Morgan laughed shortly. “Hell, Pa, them ol' boys didn't even clear leather. He's swift, mighty swift.” He fell silent, staring out into the night.
“Say it all, Morgan,” Kate told him.
“I don't know what you mean, Ma.”
“You want me to slap you?”
Morgan chuckled. “No, ma'am. I shore don't. You always could read me like a good book. It's Falcon. He's says when war comes, he's fightin' for the Gray.”
“The Gray?” Kate asked.
“That's the color of their uniforms, Kate,” Jamie told her.
“The Blue and the Gray,” Kate whispered the words. “But Falcon never expressed any dislike for negroes.”
“Oh, he doesn't dislike negroes, Ma. How could he, him growin' up here? He just says the federal government don't have the right to tell states what to do, that's all.”
“I agree with Falcon,” Jamie said, after a moment's pause.
Morgan stirred uneasily in his chair at his father's words. The exploits of Jamie Ian MacCallister were already the stuff of legend. Books had been written about him and songs had been sung. A play about his life was still running on stages all over the country. Morgan knew that the Union Army wanted his father to join their ranks as a scout.
“But I'll not fight against the Stars and Stripes,” Jamie finished it. “I'll just not fight at all.”
Morgan relaxed somewhat.
“That's a very wise choice,” Kate said, patting her husband's arm. “You're getting entirely too old to be traipsing around the nation fighting.” Jamie and Kate were both fifty. “Is Falcon going to come home for a visit before he goes off to join the southern army?” Kate asked.
“No, ma'am,” Morgan told her. “By now he's in Texas. He said to tell you both that he'd come home after the war.”
“Too
old?”
Jamie questioned.
Morgan smiled and Kate ignored her husband. Except for some gray in Jamie's hair, he had not aged much in twenty years. There still was not an ounce of excess fat on him and he could still work men half his age right into the ground and then some.
“I'm too
old?”
Jamie repeated.
“Hush, dear,” Kate said. “The war will be over and done with before the first news of it reaches Valley.”
How wrong she was about that.
* * *
“You're a damn fool!” Anne Woodville told her husband. “I can't believe you're actually doing this.”
Cort stood before her, resplendent in his tailored uniform of gray and gold. He had been commissioned a captain in the Army of Virginia.
“It's something I had to do,” Cort defended his actions. “Besides, the war will be over and done with in no time. The Yankees can't whip us.”
“What about Ravenwood?”
“What about it? You're doing a fine job of running the plantation. You're a good businesswoman, Anne.”

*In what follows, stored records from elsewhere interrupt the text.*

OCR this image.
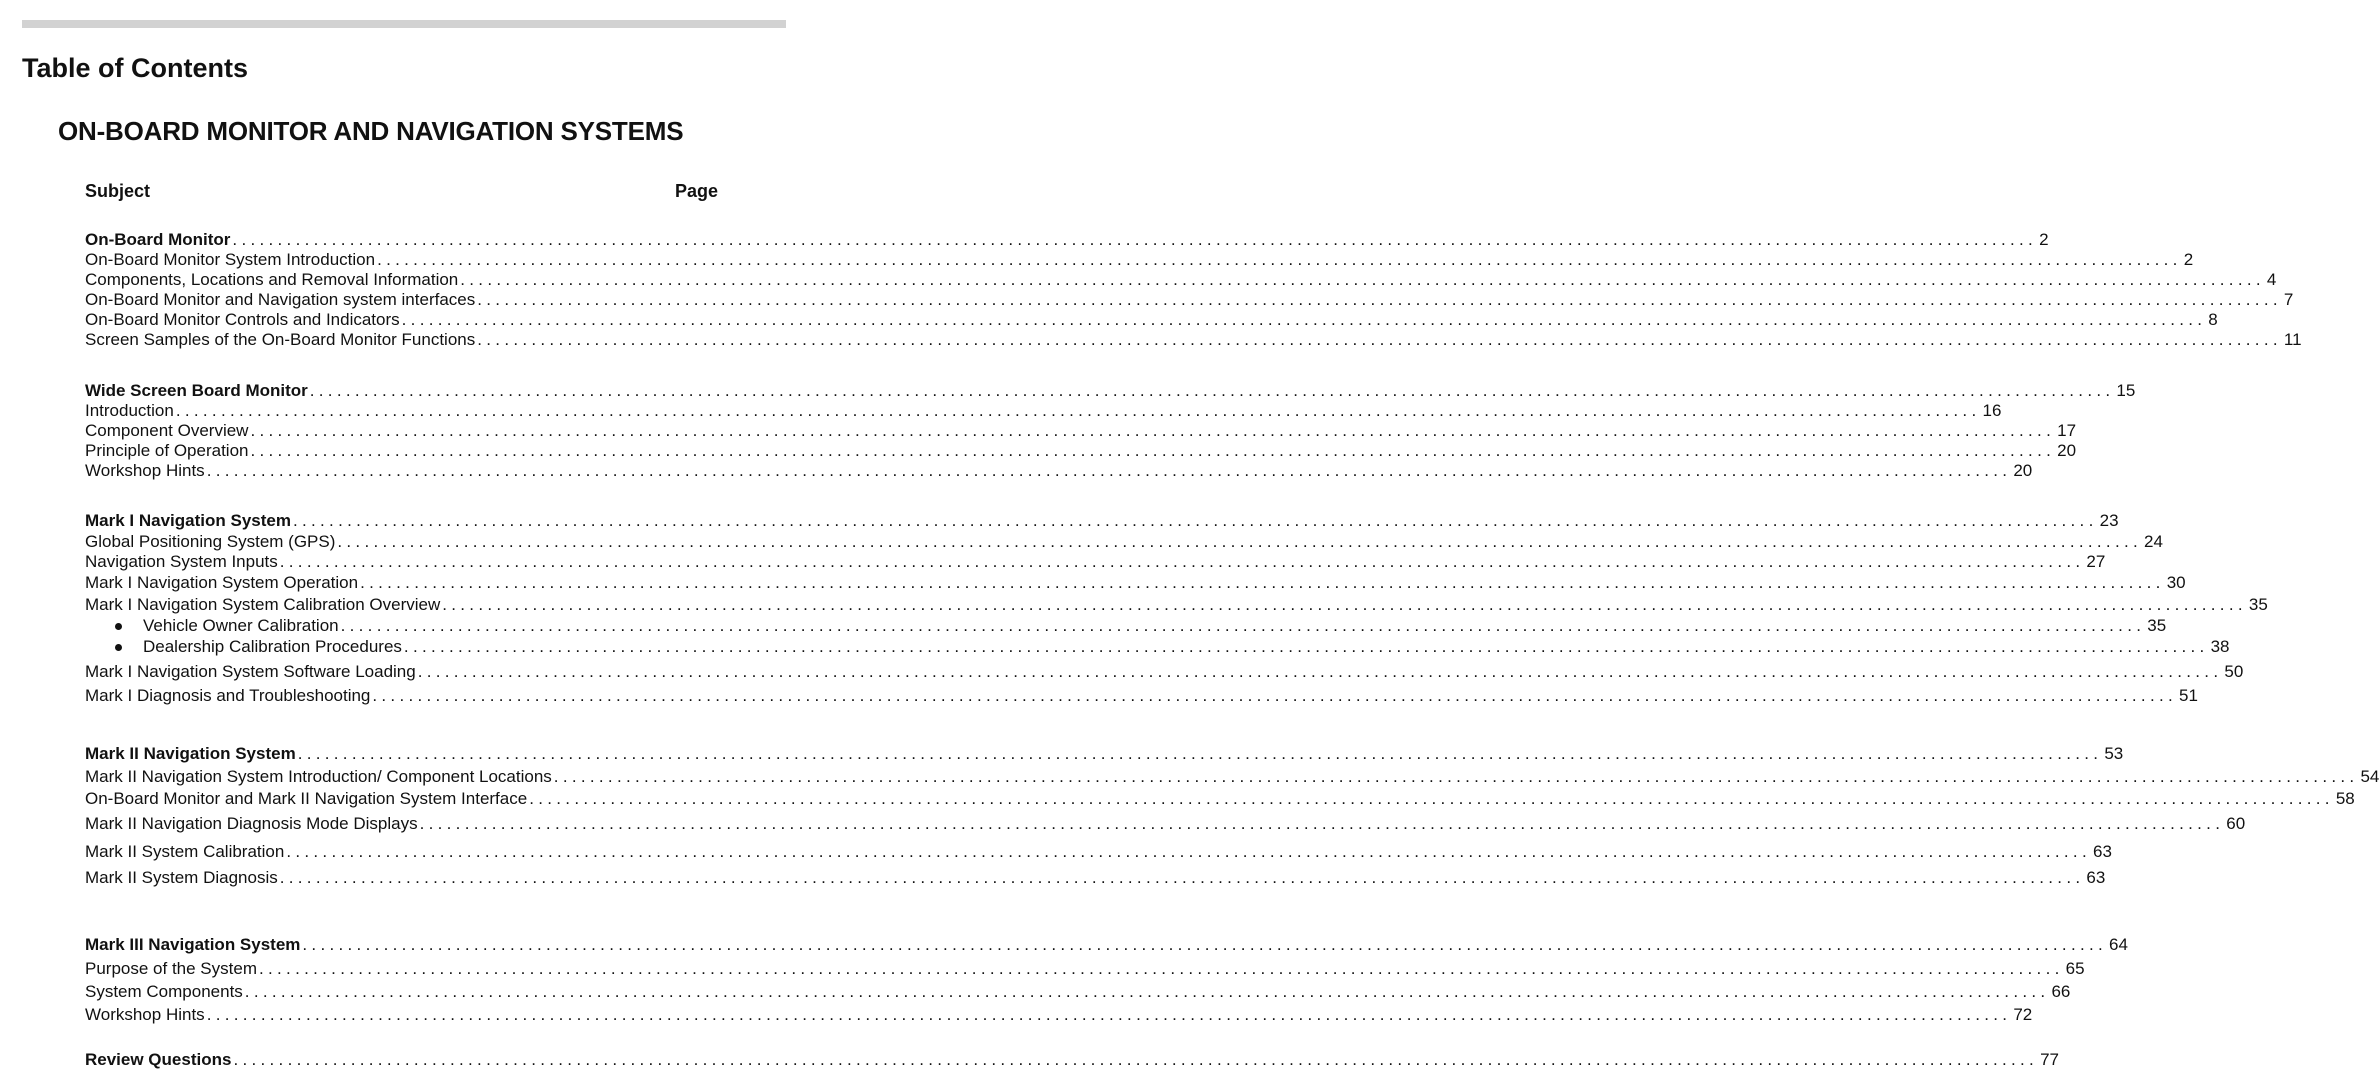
Table of Contents
ON-BOARD MONITOR AND NAVIGATION SYSTEMS
Subject	Page
On-Board Monitor ........................................................................................................................................................................................................ 2
On-Board Monitor System Introduction ........................................................................................................................................................................................................ 2
Components, Locations and Removal Information ........................................................................................................................................................................................................ 4
On-Board Monitor and Navigation system interfaces ........................................................................................................................................................................................................ 7
On-Board Monitor Controls and Indicators ........................................................................................................................................................................................................ 8
Screen Samples of the On-Board Monitor Functions ........................................................................................................................................................................................................ 11
Wide Screen Board Monitor ........................................................................................................................................................................................................ 15
Introduction ........................................................................................................................................................................................................ 16
Component Overview ........................................................................................................................................................................................................ 17
Principle of Operation ........................................................................................................................................................................................................ 20
Workshop Hints ........................................................................................................................................................................................................ 20
Mark I Navigation System ........................................................................................................................................................................................................ 23
Global Positioning System (GPS) ........................................................................................................................................................................................................ 24
Navigation System Inputs ........................................................................................................................................................................................................ 27
Mark I Navigation System Operation ........................................................................................................................................................................................................ 30
Mark I Navigation System Calibration Overview ........................................................................................................................................................................................................ 35
Vehicle Owner Calibration ........................................................................................................................................................................................................ 35
Dealership Calibration Procedures ........................................................................................................................................................................................................ 38
Mark I Navigation System Software Loading ........................................................................................................................................................................................................ 50
Mark I Diagnosis and Troubleshooting ........................................................................................................................................................................................................ 51
Mark II Navigation System ........................................................................................................................................................................................................ 53
Mark II Navigation System Introduction/ Component Locations ........................................................................................................................................................................................................ 54
On-Board Monitor and Mark II Navigation System Interface ........................................................................................................................................................................................................ 58
Mark II Navigation Diagnosis Mode Displays ........................................................................................................................................................................................................ 60
Mark II System Calibration ........................................................................................................................................................................................................ 63
Mark II System Diagnosis ........................................................................................................................................................................................................ 63
Mark III Navigation System ........................................................................................................................................................................................................ 64
Purpose of the System ........................................................................................................................................................................................................ 65
System Components ........................................................................................................................................................................................................ 66
Workshop Hints ........................................................................................................................................................................................................ 72
Review Questions ........................................................................................................................................................................................................ 77
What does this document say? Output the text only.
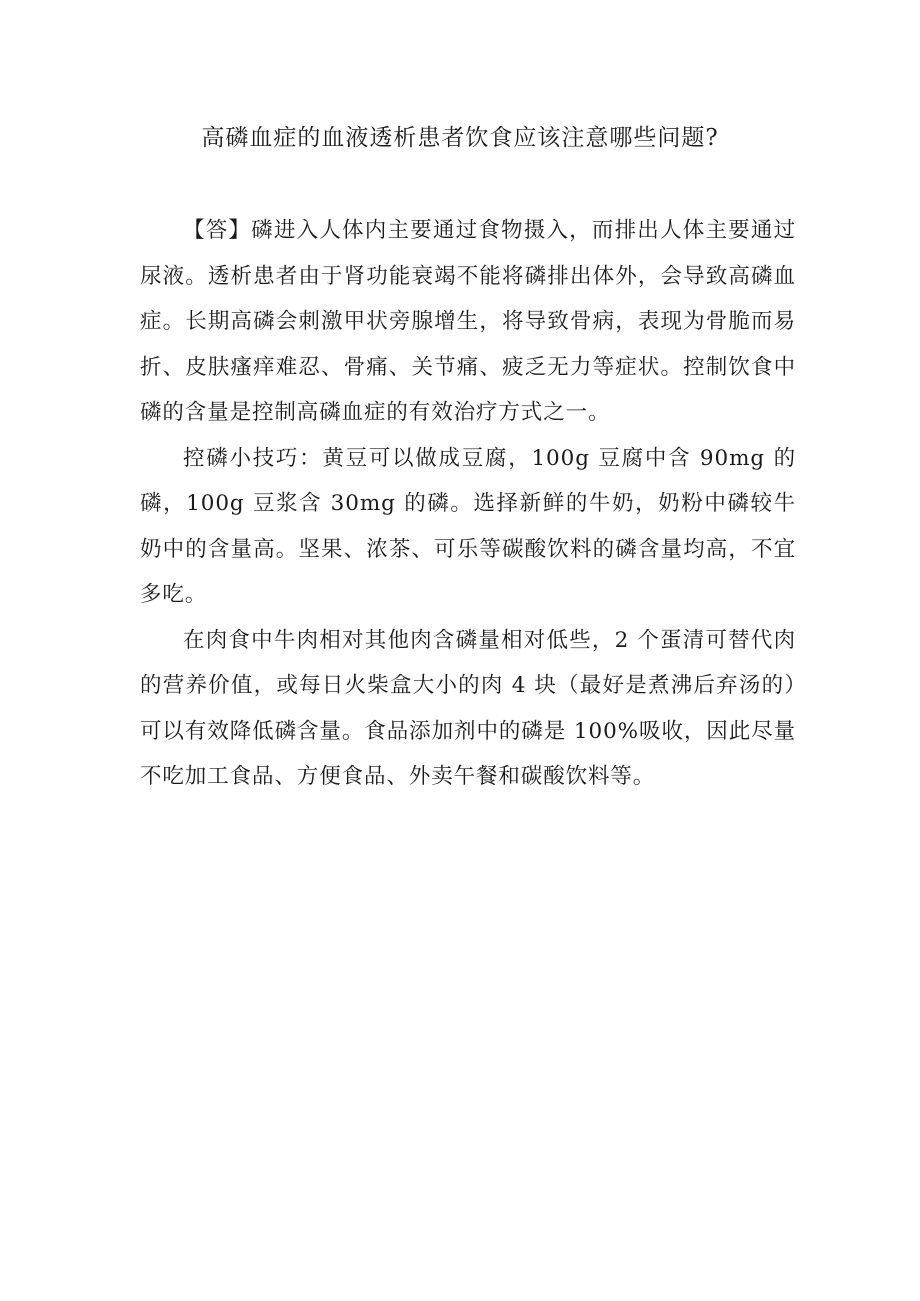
高磷血症的血液透析患者饮食应该注意哪些问题?

【答】磷进入人体内主要通过食物摄入，而排出人体主要通过尿液。透析患者由于肾功能衰竭不能将磷排出体外，会导致高磷血症。长期高磷会刺激甲状旁腺增生，将导致骨病，表现为骨脆而易折、皮肤瘙痒难忍、骨痛、关节痛、疲乏无力等症状。控制饮食中磷的含量是控制高磷血症的有效治疗方式之一。

控磷小技巧：黄豆可以做成豆腐，100g 豆腐中含 90mg 的磷，100g 豆浆含 30mg 的磷。选择新鲜的牛奶，奶粉中磷较牛奶中的含量高。坚果、浓茶、可乐等碳酸饮料的磷含量均高，不宜多吃。

在肉食中牛肉相对其他肉含磷量相对低些，2 个蛋清可替代肉的营养价值，或每日火柴盒大小的肉 4 块（最好是煮沸后弃汤的）可以有效降低磷含量。食品添加剂中的磷是 100%吸收，因此尽量不吃加工食品、方便食品、外卖午餐和碳酸饮料等。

“Thank you for that, Cort. Would you like to see your daughter?”
Cort hesitated. “No. I think not. I just stopped in to see you and to say goodbye. I've received word that we are being mobilized. Texas has seceded from the Union. Virginia can't be long in following.” He stepped forward and took her hands in his. “Goodbye, Anne.”
“Goodbye, Cort. Cort? Be careful. And take your scarf, please. You know how easily you catch cold.”
Cort nodded and turned away, walking out the front door of the grandest plantation house in all of Virginia.
* * *
On March 31, 1861, a contingent of Texas troops, with Falcon MacCallister as scout, attacked Fort Bliss, and after a brief battle, the federal troops surrendered.
On the 12th of April, Confederate troops opened fire on Fort Sumter, South Carolina. The Civil War, as it was called in the North, begins. In the South, it was known as the War Between the States.
Less than a month later, Sparks rode into the valley with a message for Jamie.
Jamie looked at the sealed envelope. It was from the White House. He carefully broke the seal and read the letter twice. He handed the letter to Kate. She read it, then nodded her head and stood up.
“I'll go pack some things for you.”
“I reckon so, honey,” Jamie said.
Neither one of them knew quite how to refuse a request from Abraham Lincoln, the president of the United States.